Dr George Dodd, director of Warwick University's Institute of Olfactory Research, hates this fashionable aspect of perfumery - 'a tragedy' - and would like to see the industry mimicking the wine business and not changing its products every year. 'Good perfume speaks very poignantly to our unconscious minds,' he says poetically. 'At the heart of all the old perfumes are musk molecules, secreted by deer, which are reminiscent of our own body odours.' 'Stale odours and excretory odours are perceived as being repulsive,' explains psychologist David Booth. 'Others, such as the gentle odours of sexual activity, are perceived as being more positive. Musky perfumes will smell like the secretions from the sexual parts of the body and will be worn to remind people of that'.

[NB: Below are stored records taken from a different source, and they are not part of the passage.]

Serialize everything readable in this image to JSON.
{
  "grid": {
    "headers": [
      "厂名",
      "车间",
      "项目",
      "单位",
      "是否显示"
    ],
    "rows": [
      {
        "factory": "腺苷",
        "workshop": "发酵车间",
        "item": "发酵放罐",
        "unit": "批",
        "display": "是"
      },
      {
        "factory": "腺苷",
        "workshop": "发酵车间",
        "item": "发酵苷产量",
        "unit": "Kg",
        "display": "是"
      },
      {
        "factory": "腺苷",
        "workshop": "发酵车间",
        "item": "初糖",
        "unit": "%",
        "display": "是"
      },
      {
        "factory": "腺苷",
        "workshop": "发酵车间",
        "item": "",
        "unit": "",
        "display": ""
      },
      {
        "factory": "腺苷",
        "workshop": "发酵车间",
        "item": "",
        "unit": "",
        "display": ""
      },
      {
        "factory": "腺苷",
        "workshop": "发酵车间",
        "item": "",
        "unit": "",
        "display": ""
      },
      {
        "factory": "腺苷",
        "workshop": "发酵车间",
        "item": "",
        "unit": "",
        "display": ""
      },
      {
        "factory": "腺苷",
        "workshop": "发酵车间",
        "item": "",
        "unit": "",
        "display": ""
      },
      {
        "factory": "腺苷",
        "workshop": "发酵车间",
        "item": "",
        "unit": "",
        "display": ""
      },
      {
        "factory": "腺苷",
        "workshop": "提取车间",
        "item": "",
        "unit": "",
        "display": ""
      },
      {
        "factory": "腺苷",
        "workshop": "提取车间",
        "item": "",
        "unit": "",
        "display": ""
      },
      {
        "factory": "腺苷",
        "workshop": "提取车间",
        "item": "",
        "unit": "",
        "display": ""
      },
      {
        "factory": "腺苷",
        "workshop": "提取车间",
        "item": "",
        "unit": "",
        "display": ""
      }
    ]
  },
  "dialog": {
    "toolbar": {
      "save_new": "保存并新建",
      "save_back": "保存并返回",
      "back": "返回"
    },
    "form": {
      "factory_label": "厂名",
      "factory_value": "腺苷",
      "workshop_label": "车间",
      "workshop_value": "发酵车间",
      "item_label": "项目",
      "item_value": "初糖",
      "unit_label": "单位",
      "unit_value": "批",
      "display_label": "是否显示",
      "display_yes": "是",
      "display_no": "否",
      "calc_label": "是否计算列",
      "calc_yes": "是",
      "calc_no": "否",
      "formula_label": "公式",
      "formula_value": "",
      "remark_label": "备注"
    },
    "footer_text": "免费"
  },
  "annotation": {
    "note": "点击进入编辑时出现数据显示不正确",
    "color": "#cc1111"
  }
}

But perfume isn't just about raw sex; it has highly complex associations with mood and memory. (Say 'Avon's Pretty Peach creme perfume' to a whole generation of women who grew up in the Sixties, and they will smile with secret teenage memories). 'Estee Lauder's Private Collection is my signature,' says Cindy Gallop, a 33- year-old advertising executive, who buys it in bulk in America. 'But if I want to feel like a different person, I'll wear Donna Karan. One ex rang me after about eight years and said he could literally smell the perfume I used to wear. It's incredibly important in attraction. You know when you don't like someone's smell, even though it may be quite subliminal.' Subliminal is how many men prefer it. Marketing director Peter Griffin says: 'Nothing is more attractive than a gentle whiff of a nice scent . . . A powerful aura of perfume can have the opposite effect.'

If you are easily offended by smells of melon and musk on the morning commute (one woman said vehemently that Dior's Poison ought to be banned: 'You can smell it in the next carriage'), then you are in for a miserable future. Increasingly, companies are looking at pumping 'corporate smells' into the atmosphere. 'It is known that smelling lavender makes you more alert, and citrus smells will cut down typing errors,' says David Fellowes, commercial director of Marketing Aromatics, who will design you a corporate smell and supply the machinery to discharge it. 'In Japan, the air conditioning in whole buildings now replaces different smells at different times of the day, so people don't go to sleep in the afternoon for example. Companies can impregnate their letterheads or perfume a retail environment. The Japanese estimate this market in hundreds of millions.'

We have come a long way from the days when it was thought vulgar to wear scent before lunchtime (though Dame Barbara Cartland says the rule was always to wear it whenever your young man was coming round and you were going to be kissed). Now the big designer names could barely survive without their mass market scents (half Dior's profits come from perfume); they depend on exciting interest in new fragrances every season in the hope of one day producing a classic. Chanel No 5 is still market leader, though new scents like Dune and Eternity are also in the top five. Anyone who finds the smell of melons a bit annoying, should, meanwhile, probably reflect that fashion is currently dominated by grunge. It could have been worse.